Rejosari Senik: Rising on the water

February 19, 2025, drone landscape of houses belonging to Pasijah and other buildings in Rejosari Senik. Image source: Reuters
Rejosari Senik is a small village in the Demak district of Java province in central Indonesia. In the 1970s, the distance between the small villages of the Java Sea and the nearest coastline was about 7 km. Today, the land where the small village is located is permanently underwater.
Even by the mid-2000s, Rejosari Senik was disconnected from mainland Java through erosion. Today, several buildings still occupying the small village are still on stilts.
Its people used to grow rice and vegetables.

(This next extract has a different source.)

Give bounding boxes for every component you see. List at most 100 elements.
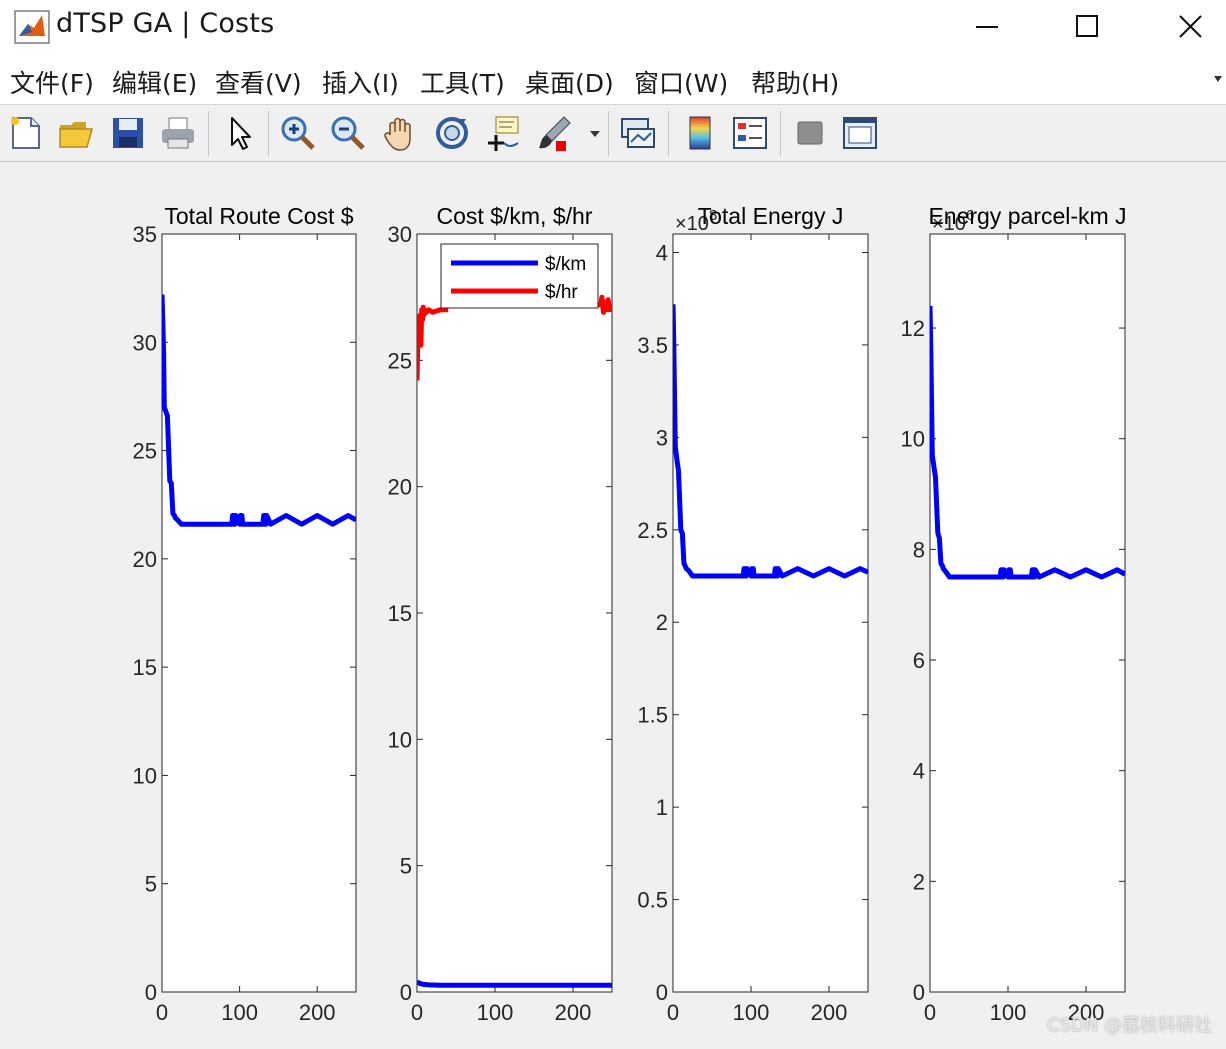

As global warming caused local sea levels to rise slowly and steadily, they turned to fish ponds, but many of them moved further inland to find new homes and better jobs.
But even by 2020, Rejosari Senik is reportedly wearing the look of a ghost town: the only reason why it’s not actually a person is that it still counts.
One of them is Pasijah, a 55-year-old woman who told Reuters in February: “I do have everything to stay here and my feelings for the house are still there.” Her family raised the stilts, sometimes three times a year, keeping it above the rising water.
Although Indonesia plans to build a 700-km long sea wall to prevent sea levels from rising, Pasijah and her family have also planted 15,000 mangrove trees a year for two decades to prevent tides from flooding her home.